让我们再回到a llocmcache这个函数中的mheap_.cachealloc.alloc()中，相应的细节为：

func (f *fixalloc) alloc() unsafe.Pointer {
	if f.size == 0 {
		print("runtime: use of FixAlloc_Alloc before FixAlloc_Init\n")
		throw("runtime: internal error")
	}

  	// 这个free就是buffer中常用的freelist，用来存储已经空闲的内存，为了下次使用
	if f.list != nil {
		v := unsafe.Pointer(f.list)
		f.list = f.list.next
		f.inuse += f.size
		if f.zero {
			memclrNoHeapPointers(v, f.size)
		}
		return v
	}
	if uintptr(f.nchunk) < f.size {
	  	// 申请大块内存用来后续的持续分配内存，跟进去看可以发现这个函数最后调用了sysAlloc
		f.chunk = uintptr(persistentalloc(_FixAllocChunk, 0, f.stat))
		f.nchunk = _FixAllocChunk
	}

	v := unsafe.Pointer(f.chunk)
	if f.first != nil {
		f.first(f.arg, v)
	}
	f.chunk = f.chunk + f.size
	f.nchunk -= uint32(f.size)
	f.inuse += f.size
	return v
}

因此通过这个分析我们可以知道，像mcache这种管理类的数据结构，其内存的分配肯定是不走heapArena的方式。

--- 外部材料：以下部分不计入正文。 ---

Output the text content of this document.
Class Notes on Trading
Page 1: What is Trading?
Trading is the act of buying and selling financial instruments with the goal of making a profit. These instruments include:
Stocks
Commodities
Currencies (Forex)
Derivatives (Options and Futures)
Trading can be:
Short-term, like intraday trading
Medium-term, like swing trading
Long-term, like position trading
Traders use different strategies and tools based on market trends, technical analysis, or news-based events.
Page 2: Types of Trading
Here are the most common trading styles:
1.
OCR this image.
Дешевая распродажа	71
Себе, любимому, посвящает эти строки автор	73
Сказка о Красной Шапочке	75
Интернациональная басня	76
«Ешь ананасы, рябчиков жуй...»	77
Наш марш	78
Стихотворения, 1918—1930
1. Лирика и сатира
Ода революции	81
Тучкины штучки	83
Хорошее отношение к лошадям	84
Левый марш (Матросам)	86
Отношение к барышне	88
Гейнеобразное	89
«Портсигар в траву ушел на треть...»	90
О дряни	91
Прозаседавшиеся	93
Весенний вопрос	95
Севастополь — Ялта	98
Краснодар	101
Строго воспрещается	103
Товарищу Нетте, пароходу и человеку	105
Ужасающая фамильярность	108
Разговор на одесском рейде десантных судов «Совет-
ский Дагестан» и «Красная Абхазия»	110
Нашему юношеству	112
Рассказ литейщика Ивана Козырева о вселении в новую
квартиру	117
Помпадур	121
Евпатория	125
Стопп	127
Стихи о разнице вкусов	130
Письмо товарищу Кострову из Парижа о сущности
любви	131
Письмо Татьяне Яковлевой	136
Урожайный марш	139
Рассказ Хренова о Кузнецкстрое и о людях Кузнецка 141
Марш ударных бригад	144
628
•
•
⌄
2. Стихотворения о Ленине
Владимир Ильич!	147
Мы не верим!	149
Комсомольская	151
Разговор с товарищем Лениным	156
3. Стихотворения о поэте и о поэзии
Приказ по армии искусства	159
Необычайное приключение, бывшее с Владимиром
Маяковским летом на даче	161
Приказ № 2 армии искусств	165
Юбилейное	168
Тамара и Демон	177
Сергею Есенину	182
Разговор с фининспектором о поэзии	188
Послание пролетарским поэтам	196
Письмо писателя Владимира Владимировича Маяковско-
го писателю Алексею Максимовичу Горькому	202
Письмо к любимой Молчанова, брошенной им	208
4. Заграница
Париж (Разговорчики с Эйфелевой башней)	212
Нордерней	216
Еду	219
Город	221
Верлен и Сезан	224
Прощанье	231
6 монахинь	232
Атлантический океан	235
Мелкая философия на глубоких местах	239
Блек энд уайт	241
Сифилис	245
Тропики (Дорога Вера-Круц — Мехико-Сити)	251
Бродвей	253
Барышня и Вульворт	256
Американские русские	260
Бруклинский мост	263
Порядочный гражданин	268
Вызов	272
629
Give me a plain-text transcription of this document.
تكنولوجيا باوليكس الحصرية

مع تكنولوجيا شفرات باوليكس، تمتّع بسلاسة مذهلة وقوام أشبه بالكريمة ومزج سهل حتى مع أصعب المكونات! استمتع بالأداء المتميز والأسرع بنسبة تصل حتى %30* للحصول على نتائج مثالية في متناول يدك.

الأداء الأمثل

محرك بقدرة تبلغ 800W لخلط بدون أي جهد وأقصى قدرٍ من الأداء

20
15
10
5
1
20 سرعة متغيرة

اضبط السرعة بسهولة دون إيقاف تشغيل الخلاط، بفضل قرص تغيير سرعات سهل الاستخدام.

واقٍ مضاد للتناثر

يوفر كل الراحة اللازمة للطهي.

记chanrecv中不使用锁实现快速判断失败场景的小技巧

我们知道锁的开销是很大的，对于大块的临界区判断逻辑，我们经常需要加锁来保证同步，但是如果只是单个变量的读写使用锁来避免竞争成本就太高了，更多的是使用atomic包中提供的函数。那么现在我们看一下在chanrecv中上述情况的使用，比较精妙，他利用了数据之前的逻辑关联，通过每个变量的atomic操作同样实现了类似加锁的效果。

该段代码如下：

	// Fast path: check for failed non-blocking operation without acquiring the lock.
	//
	// After observing that the channel is not ready for receiving, we observe that the
	// channel is not closed. Each of these observations is a single word-sized read
	// (first c.sendq.first or c.qcount, and second c.closed).
	// Because a channel cannot be reopened, the later observation of the channel
	// being not closed implies that it was also not closed at the moment of the
	// first observation. We behave as if we observed the channel at that moment
	// and report that the receive cannot proceed.
	//
	// The order of operations is important here: reversing the operations can lead to
	// incorrect behavior when racing with a close.
	if !block && (c.dataqsiz == 0 && c.sendq.first == nil ||
		c.dataqsiz > 0 && atomic.Loaduint(&c.qcount) == 0) &&
		atomic.Load(&c.closed) == 0 {
		return
	}

注释中给了一些解释，但是有的地方我个人光看这个注释还是有点懵，就记录一下我的描述：这段代码的概要逻辑是，如果是非阻塞的recv操作并且chan中没有数据，那么直接返回；我们可以将上述代码的逻辑分成两步：

判断chan中是否要可以读取的数据；
判断chan是否已经关闭了；如果chan没有关闭，那么我们已知读不出数据的情况下，肯定就直接return (false, false)了；如果使用锁来同步的话，伪代码如下：
```
lock()
chan is empty
chan is not closed 
unlock()
Return
```
那么这个临界区内就两块逻辑，恰巧这两块逻辑其实都可以用atomic来实现，我们逐步分析；首先是chan is empty这段逻辑，原文的代码如下：
```
c.dataqsiz == 0 && c.sendq.first == nil ||
     c.dataqsiz > 0 && atomic.Loaduint(&c.qcount) == 0
```
其中的c.dataqsiz是在编译期就可以确认的了，对于确定的channel其实就是执行c.sendq.first == nil或atomic.Loaduint(&c.qcount) == 0这两条指令都可以实现原子操作；

其中c.sendq.first == nil这一句我认为至少在amd64架构下是可以实现原子读取first的内容，因为在atomic_amd64.go中load指针就是一句话的事func Load64(ptr *uint64) uint64 { return *ptr}，这说明指针数据可以直接原子获取指针内容；

其中的c.dataqsiz是在编译期就可以确认的了，对于确定的channel其实就是执行c.sendq.first == nil或atomic.Loaduint(&c.qcount) == 0这两条指令都可以实现原子操作（；其中c.sendq.first == nil这一句我认为至少在amd64架构下是可以实现原子读取first的内容，因为在atomic_amd64.go中load指针就是一句话的事func Load64(ptr *uint64) uint64 { return *ptr}，这说明指针数据可以直接原子获取指针内容）；

后面还接了一个原子读操作并判断是否为0，atomic.Load(&c.closed) == 0，那么现在就可以总结这两段逻辑主要就是：原子读取channel中是否有数据和原子读取chan是否关闭，这两段内容与其他goroutine产生操作重叠只有下面这种情况： a.原子读取channel中是否有数据—>b.其他goroutine对channel的close读写操作—>c.原子读channel中的closed字段是否为0，

即使产生了这样的场景，那么在c中判断为0的话也只能说明之前就channel就是unclosed，并且channel不会被close多次，即使在两个原子读操作之前有其他goroutine对其进行相关操作也没有关系。所以这里的两个原子读操作和给这块临界区域加锁的效果是一样的，但是却比加锁的成本小很多，很精彩。